Since the gruesome 2016 election, I’ve basically chosen to put my head in the sand and wait it out. I have decided, “for the sake of my mental health,” to just stop watching the news, ignore the social media vitriol, ignore everything outside of my tiny world and wait for the 2020 elections to restore sanity. My individual life as a well-to-do white woman in the 96% white Boulder Bubble is not directly impacted by the resident of the White House, therefore I have had the appalling luxury of biding my time, hoping the next guy will fix things. Shameful, I know.


I recently learned from a BLM webcast (Episode 4 if you want to check it out) that one of the presidential candidates who I had hoped could fix things — Mayor Pete — was actually just another part of the problem; publicly claiming to be working closely with local activists on getting justice for Eric Logan (a black man controversially killed by South Bend police), while in reality Mayor Pete never attended a single meeting. It’s the thing that ended his presidential campaign but I didn’t know that because I wasn’t paying attention.


And that, I think, is the answer to the “what can I do” question: I can fucking pay attention and then act accordingly.


To be clear, I’m not happy about paying attention; ignorant bliss is way more comfortable. Defaulting to meaningless platitudes is way easier than calling my congresspersons. But what matters now is keeping the BLM movement top of mind beyond a few weeks of protests. The only way I know to do that is to integrate the actionable steps — the petition signing, the donating to activist groups, the supporting of black-owned businesses — into my daily life. I have to do something every single day.


Every day I have to read the Black Lives Matter and Color of Change emails and take whatever action is requested. Every day, I have to re-learn a piece of history because the lessons I was taught in rural 1980’s Texas were either outright lies or completely nonexistent.** Every day I have to recognize and discuss with friends and family the white privilege each of us experienced that day. Every day I have to acknowledge the part that having my head in the sand has played in perpetuating systemic racism.

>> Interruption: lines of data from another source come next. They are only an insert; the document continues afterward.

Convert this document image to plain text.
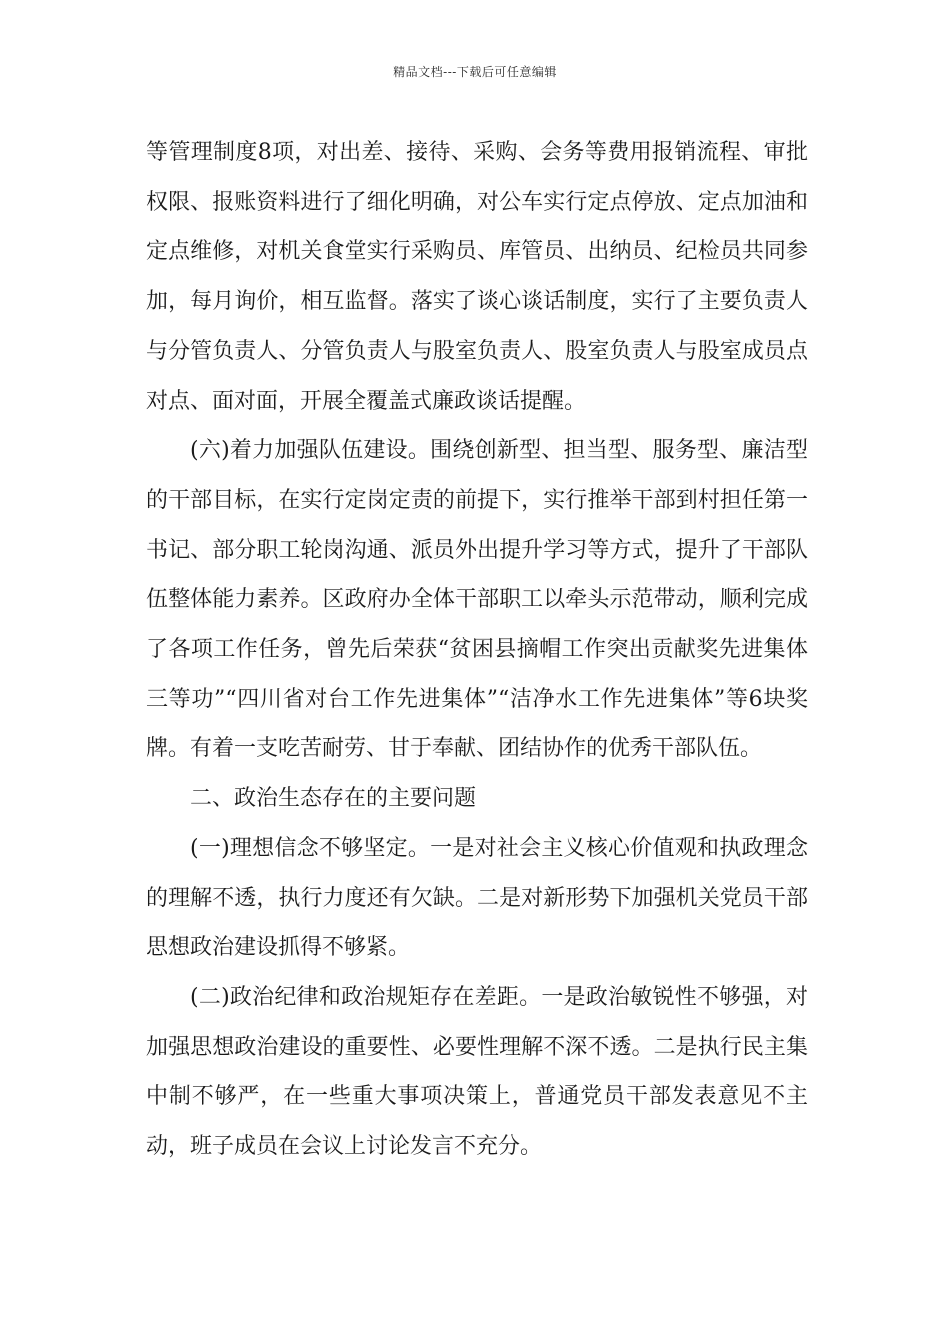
精品文档---下载后可任意编辑

等管理制度8项，对出差、接待、采购、会务等费用报销流程、审批权限、报账资料进行了细化明确，对公车实行定点停放、定点加油和定点维修，对机关食堂实行采购员、库管员、出纳员、纪检员共同参加，每月询价，相互监督。落实了谈心谈话制度，实行了主要负责人与分管负责人、分管负责人与股室负责人、股室负责人与股室成员点对点、面对面，开展全覆盖式廉政谈话提醒。

(六)着力加强队伍建设。围绕创新型、担当型、服务型、廉洁型的干部目标，在实行定岗定责的前提下，实行推举干部到村担任第一书记、部分职工轮岗沟通、派员外出提升学习等方式，提升了干部队伍整体能力素养。区政府办全体干部职工以牵头示范带动，顺利完成了各项工作任务，曾先后荣获“贫困县摘帽工作突出贡献奖先进集体三等功”“四川省对台工作先进集体”“洁净水工作先进集体”等6块奖牌。有着一支吃苦耐劳、甘于奉献、团结协作的优秀干部队伍。

二、政治生态存在的主要问题

(一)理想信念不够坚定。一是对社会主义核心价值观和执政理念的理解不透，执行力度还有欠缺。二是对新形势下加强机关党员干部思想政治建设抓得不够紧。

(二)政治纪律和政治规矩存在差距。一是政治敏锐性不够强，对加强思想政治建设的重要性、必要性理解不深不透。二是执行民主集中制不够严，在一些重大事项决策上，普通党员干部发表意见不主动，班子成员在会议上讨论发言不充分。
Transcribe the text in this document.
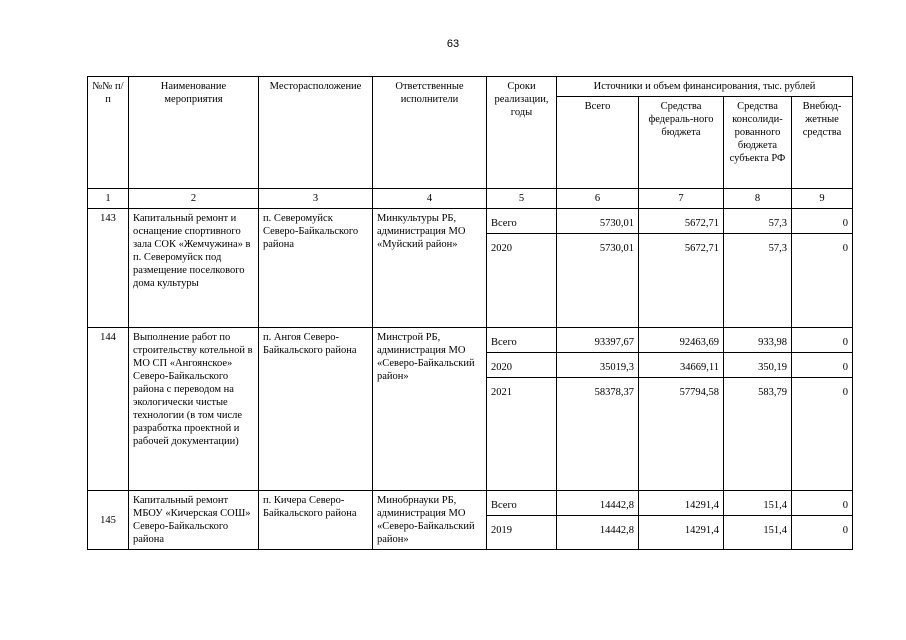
63
№№ п/п	Наименование мероприятия	Месторасположение	Ответственные исполнители	Сроки реализации, годы	Источники и объем финансирования, тыс. рублей			
					Всего	Средства федераль-ного бюджета	Средства консолиди-рованного бюджета субъекта РФ	Внебюд-жетные средства
1	2	3	4	5	6	7	8	9
143	Капитальный ремонт и оснащение спортивного зала СОК «Жемчужина» в п. Северомуйск под размещение поселкового дома культуры	п. Северомуйск Северо-Байкальского района	Минкультуры РБ, администрация МО «Муйский район»	Всего	5730,01	5672,71	57,3	0
				2020	5730,01	5672,71	57,3	0
144	Выполнение работ по строительству котельной в МО СП «Ангоянское» Северо-Байкальского района с переводом на экологически чистые технологии (в том числе разработка проектной и рабочей документации)	п. Ангоя Северо-Байкальского района	Минстрой РБ, администрация МО «Северо-Байкальский район»	Всего	93397,67	92463,69	933,98	0
				2020	35019,3	34669,11	350,19	0
				2021	58378,37	57794,58	583,79	0
145	Капитальный ремонт МБОУ «Кичерская СОШ» Северо-Байкальского района	п. Кичера Северо-Байкальского района	Минобрнауки РБ, администрация МО «Северо-Байкальский район»	Всего	14442,8	14291,4	151,4	0
				2019	14442,8	14291,4	151,4	0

Every day. So that anti-racism becomes automatic, a muscle memory, as common and natural for me as posting pictures of my dogs and sharing funny stories of my ridiculous life. The silly things are only acceptable if I I’m also doing the difficult things every day.


Obviously, like the celebs say, I will not always say or do the perfect thing; but do NOT give me the benefit of the doubt. Hold me accountable. Every day.



Footnote:

** I had never heard of the firebombing slaughter at Tulsa, OK until I saw the video of Kimberly Latrice Jones’s brilliant explanation of economic oppression. Texas schools didn’t even teach us the bullshit version about the massacre being a ‘riot’ — they didn’t broach the subject at all. I would know because in college I had to take ‘American History 1865 to Present’ three times before I passed it and there was absolutely no mention of this atrocity.